Chapter 11 was also used successfully by the Virginia-based Ethyl Corp. to force Canada to reverse its ban on MMT, a toxic chemical gasoline additive. In June 1997, Canada banned the cross-border sale of MMT because it is, in the words of Canadian Prime Minister Jean Chretien, an "insidious neurotoxin." Under NAFTA, Ethyl sued Canada for $250 million in damages for lost future profits and for damaging the company's "good name." Rather than allow the case to go to a NAFTA tribunal where it feared losing, the Canadian government reversed its ban in July 1998 and paid Ethyl $13 million in compensation for its "trouble."

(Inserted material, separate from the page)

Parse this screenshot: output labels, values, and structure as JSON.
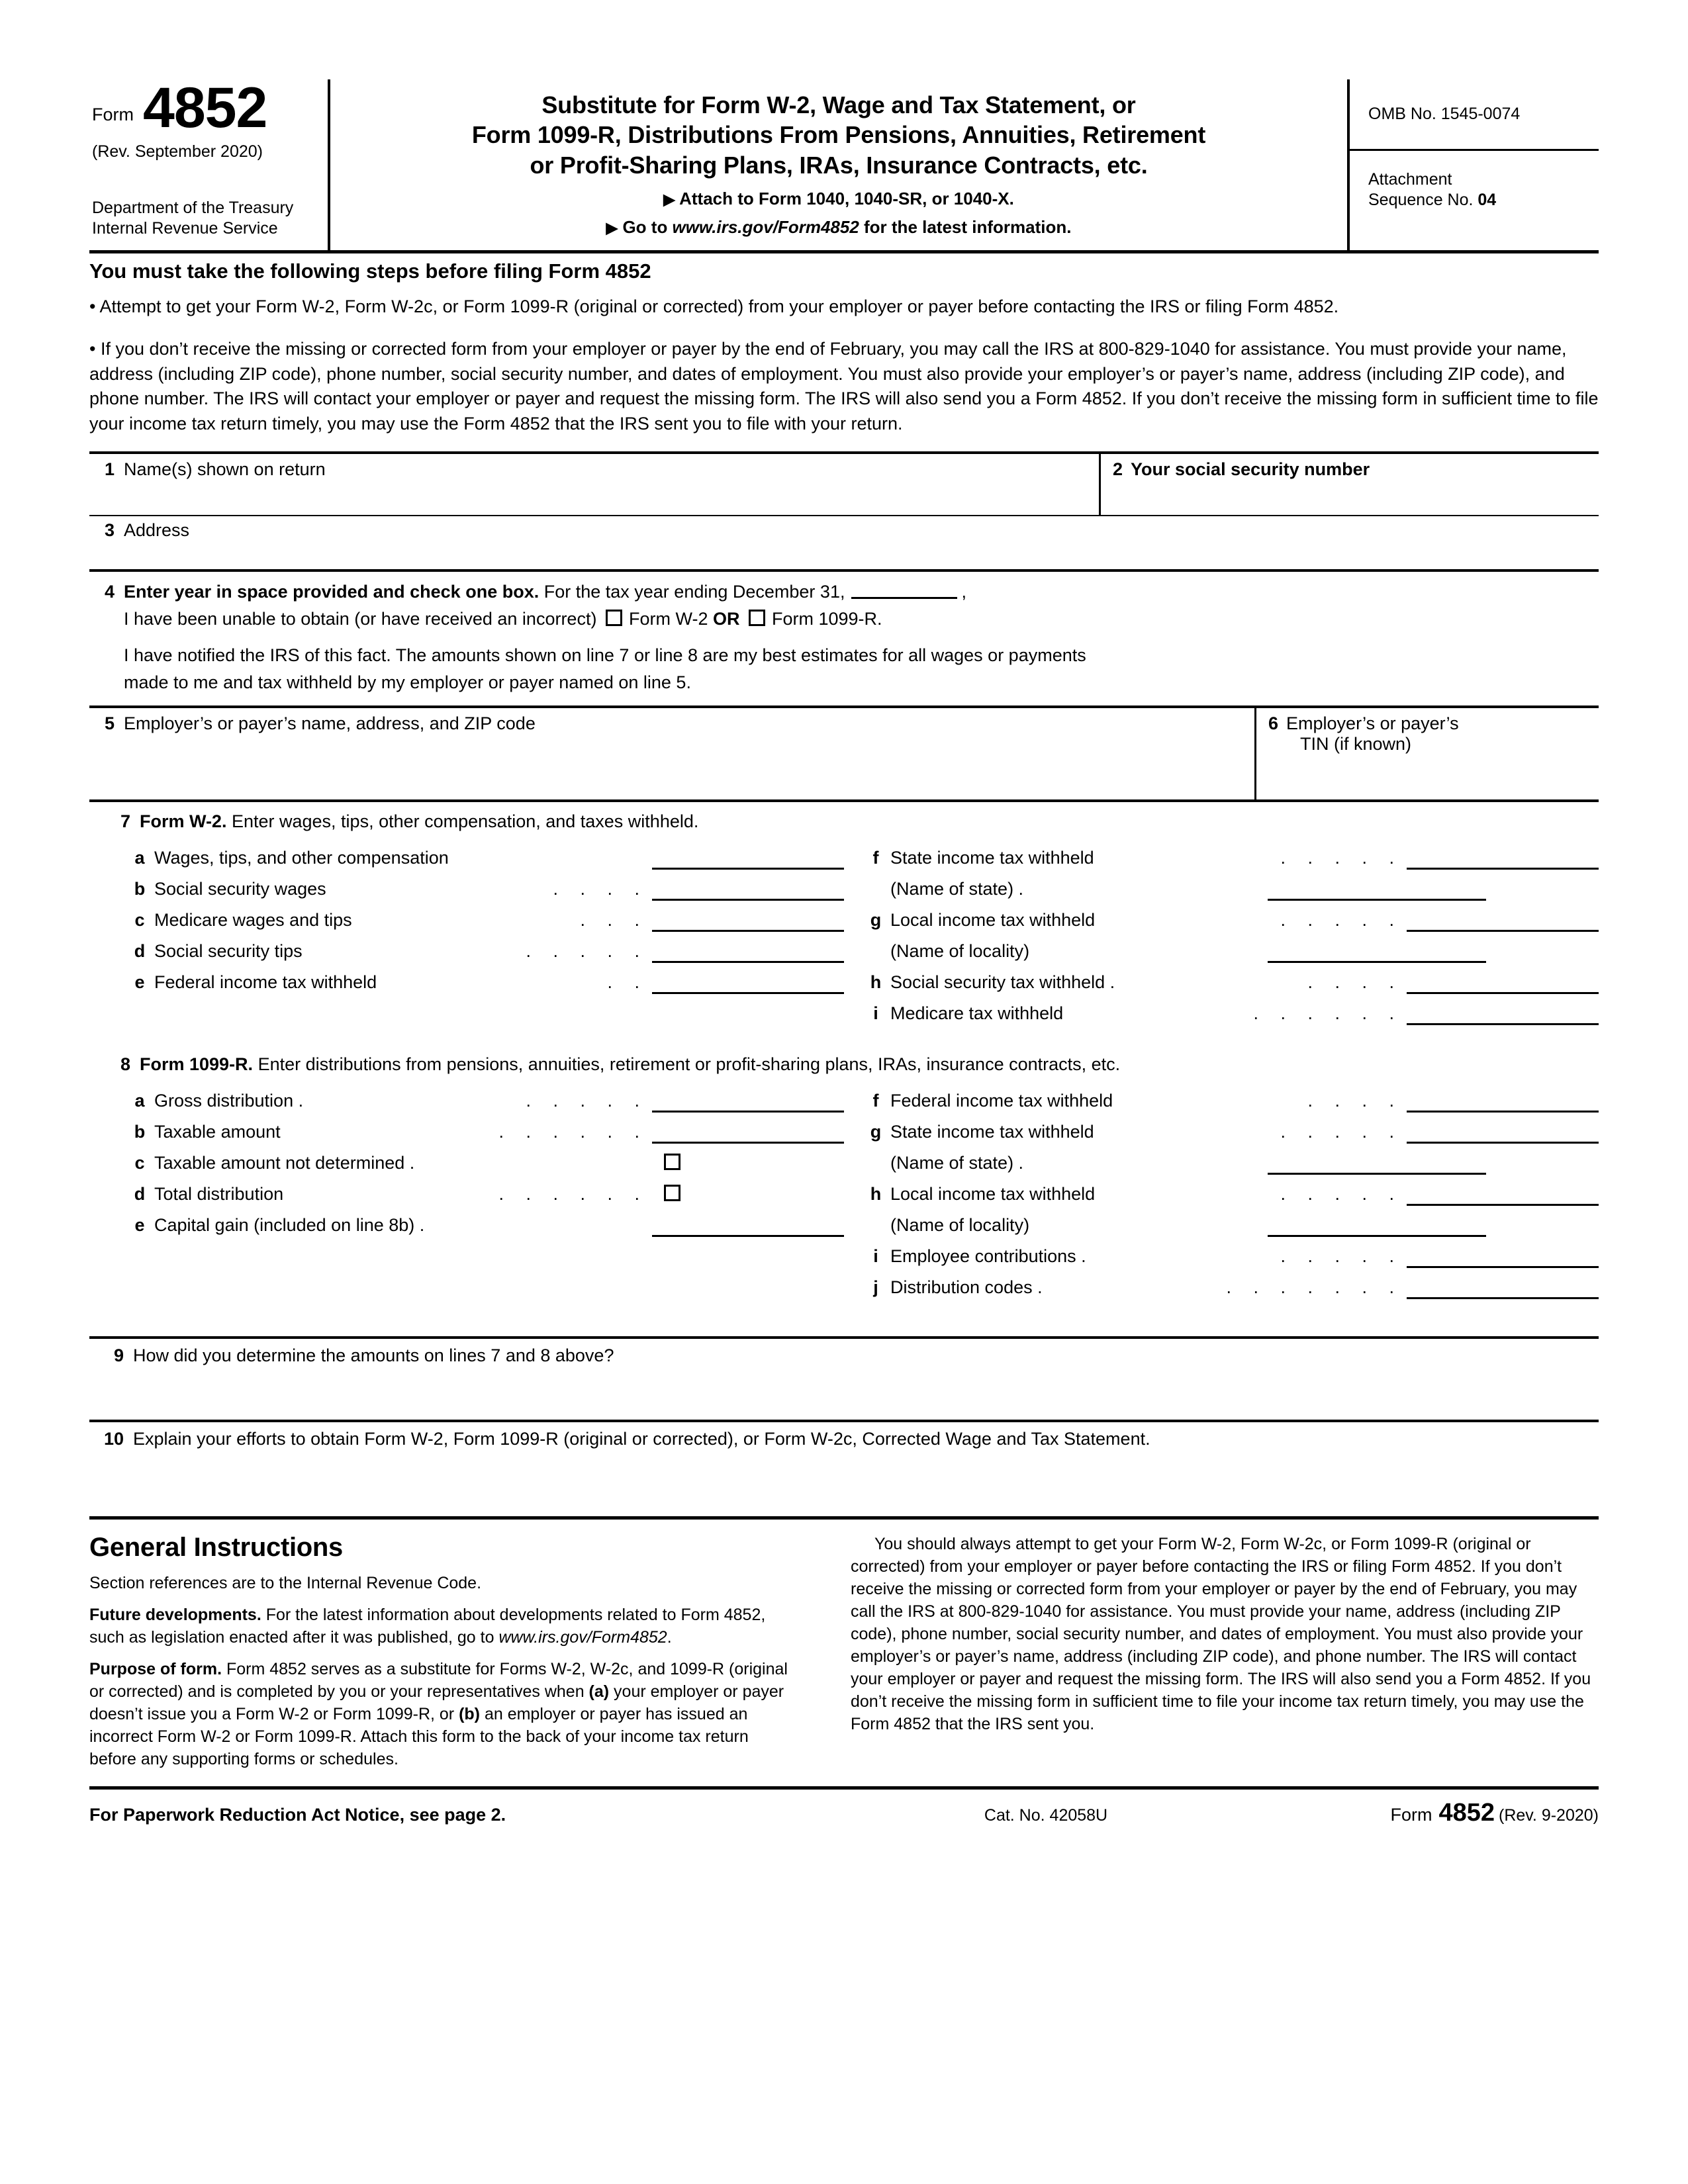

In July 1999, Canadian-owned Methanex Corp. sued the US for $970 million after California Gov. Gray Davis mandated the removal of methyl tertiary butyl ether (MTBE) from gasoline sold in the state by December 31, 2002. The chemical has been associated with human neurotoxicological effects and may cause cancer. Methanex claims that California's ban violates NAFTA by limiting the corporation's ability to sell MTBE.

Water as a Human Right In January 2000, thousands of citizens of Cochabamba, Bolivia took to the streets to oppose the takeover of their water systems by a company jointly owned by the US-based multinational Bechtel and the Italian utility Edison ["Bolivia's Water War Victory," Autumn 2000]. The rebellion, which shut the city down for four days, was sparked after the foreign-owned water corporation raised Cochabamba's water rates 35 percent.

Bolivian President Hugo Banzer was eventually forced to lift martial law and Bechtel was compelled to abandon its Bolivian water-privatization scheme.

An international "civil summit" of farmers, workers, indigenous people, students, professionals, environmentalists, educators and nongovernmental organizations from Bolivia, Canada, India, Brazil and the US subsequently gathered in Cochabamba to combine forces in the defense of the vital right to water. At the conclusion of the summit, they issued "The Cochabamba Declaration" which reads, in part:

Water belongs to the Earth and all species and is sacred to life. Therefore, the world's water must be conserved, reclaimed and protected for all future generations and its natural patterns respected. Water is a fundamental human right and a public trust to be guarded by all levels of governments. Therefore it should not be commodified, privatized or traded for commercial purposes. These rights must be enshrined at all levels of government. An international treaty must ensure these principles are noncontrovertable.